One of the top pitching prospects in the organization, McGreevy pitched well in a brief MLB cameo last season and followed that up with a superlative spring.
#STLCards' No. 11 prospect Michael McGreevy finishes his spring with a statement:
— MLB Pipeline (@MLBPipeline) March 21, 2025
5 IP
1 H
0 R
0 BB
4 K @Cardinals | @CardsPlayerDev pic.twitter.com/BNJCh4L4HJ
His reward? Sitting behind Liberatore, who's yet to be even an average big-league arm across three seasons in St. Louis, and the soon-to-be 34-year-old Matz, who pitched to a 5.08 ERA last year. Who is this serving, exactly? Why would it not be in the team's best interest to see what they have here, as they set about laying a foundation for the Chaim Bloom era?

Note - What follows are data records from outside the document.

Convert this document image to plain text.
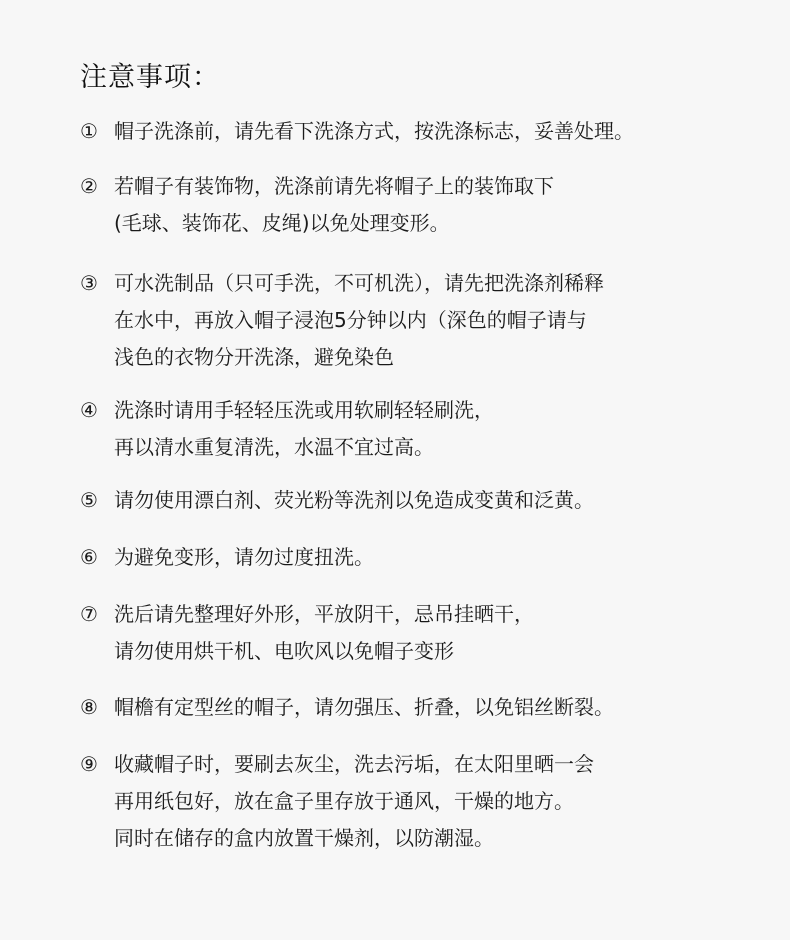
注意事项：
① 帽子洗涤前，请先看下洗涤方式，按洗涤标志，妥善处理。
② 若帽子有装饰物，洗涤前请先将帽子上的装饰取下
(毛球、装饰花、皮绳)以免处理变形。
③ 可水洗制品（只可手洗，不可机洗），请先把洗涤剂稀释
在水中，再放入帽子浸泡5分钟以内（深色的帽子请与
浅色的衣物分开洗涤，避免染色
④ 洗涤时请用手轻轻压洗或用软刷轻轻刷洗，
再以清水重复清洗，水温不宜过高。
⑤ 请勿使用漂白剂、荧光粉等洗剂以免造成变黄和泛黄。
⑥ 为避免变形，请勿过度扭洗。
⑦ 洗后请先整理好外形，平放阴干，忌吊挂晒干，
请勿使用烘干机、电吹风以免帽子变形
⑧ 帽檐有定型丝的帽子，请勿强压、折叠，以免铝丝断裂。
⑨ 收藏帽子时，要刷去灰尘，洗去污垢，在太阳里晒一会
再用纸包好，放在盒子里存放于通风，干燥的地方。
同时在储存的盒内放置干燥剂，以防潮湿。
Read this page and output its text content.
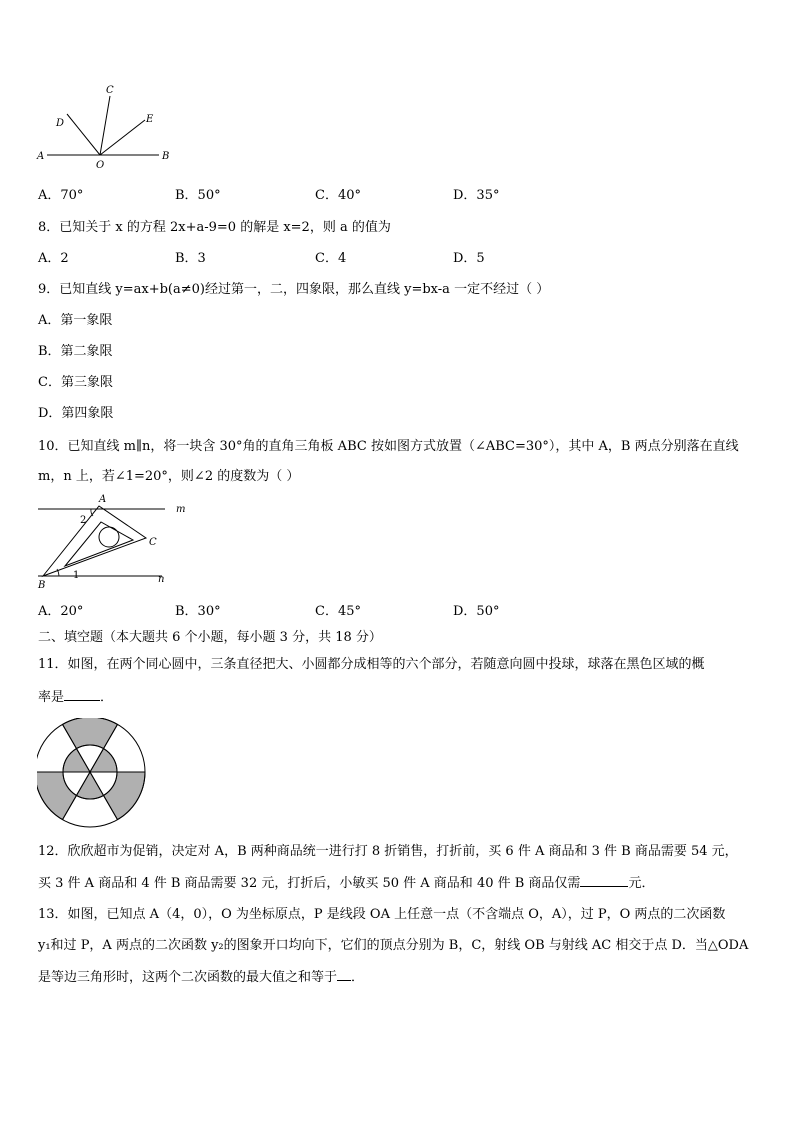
A	B
C
D	E
O
A．70°	B．50°	C．40°	D．35°
8．已知关于 x 的方程 2x+a-9=0 的解是 x=2，则 a 的值为
A．2	B．3	C．4	D．5
9．已知直线 y=ax+b(a≠0)经过第一，二，四象限，那么直线 y=bx-a 一定不经过（ ）
A．第一象限
B．第二象限
C．第三象限
D．第四象限
10．已知直线 m∥n，将一块含 30°角的直角三角板 ABC 按如图方式放置（∠ABC=30°），其中 A，B 两点分别落在直线
m，n 上，若∠1=20°，则∠2 的度数为（ ）
A
B
C
m
n
1
2
A．20°	B．30°	C．45°	D．50°
二、填空题（本大题共 6 个小题，每小题 3 分，共 18 分）
11．如图，在两个同心圆中，三条直径把大、小圆都分成相等的六个部分，若随意向圆中投球，球落在黑色区域的概
率是	．
12．欣欣超市为促销，决定对 A，B 两种商品统一进行打 8 折销售，打折前，买 6 件 A 商品和 3 件 B 商品需要 54 元，
买 3 件 A 商品和 4 件 B 商品需要 32 元，打折后，小敏买 50 件 A 商品和 40 件 B 商品仅需	元．
13．如图，已知点 A（4，0），O 为坐标原点，P 是线段 OA 上任意一点（不含端点 O，A），过 P，O 两点的二次函数
y₁和过 P，A 两点的二次函数 y₂的图象开口均向下，它们的顶点分别为 B，C，射线 OB 与射线 AC 相交于点 D．当△ODA
是等边三角形时，这两个二次函数的最大值之和等于 ．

And even the Scott II news comes with a bit of trepidation. Marmol has driven Cardinals fans nuts recently with his faith in Siani, who represents a safer choice that the manager has been all too willing to fall back on. While Scott II will start on Opening Day, Siani still seems like a lock to make the MLB roster, and there's nothing to prevent Marmol from plugging him back into the lineup if Scott struggles out of the gate.
It's clear that the Cardinals' current era has run its course; Mozeliak is about to step aside for a reason, after all, and it's not a coincidence that the team spent all offseason flirting with subtracting rather than adding MLB talent. But old habits die hard, and St. Louis seems too afraid of pulling the rip cord and leaning into the curve for its own good.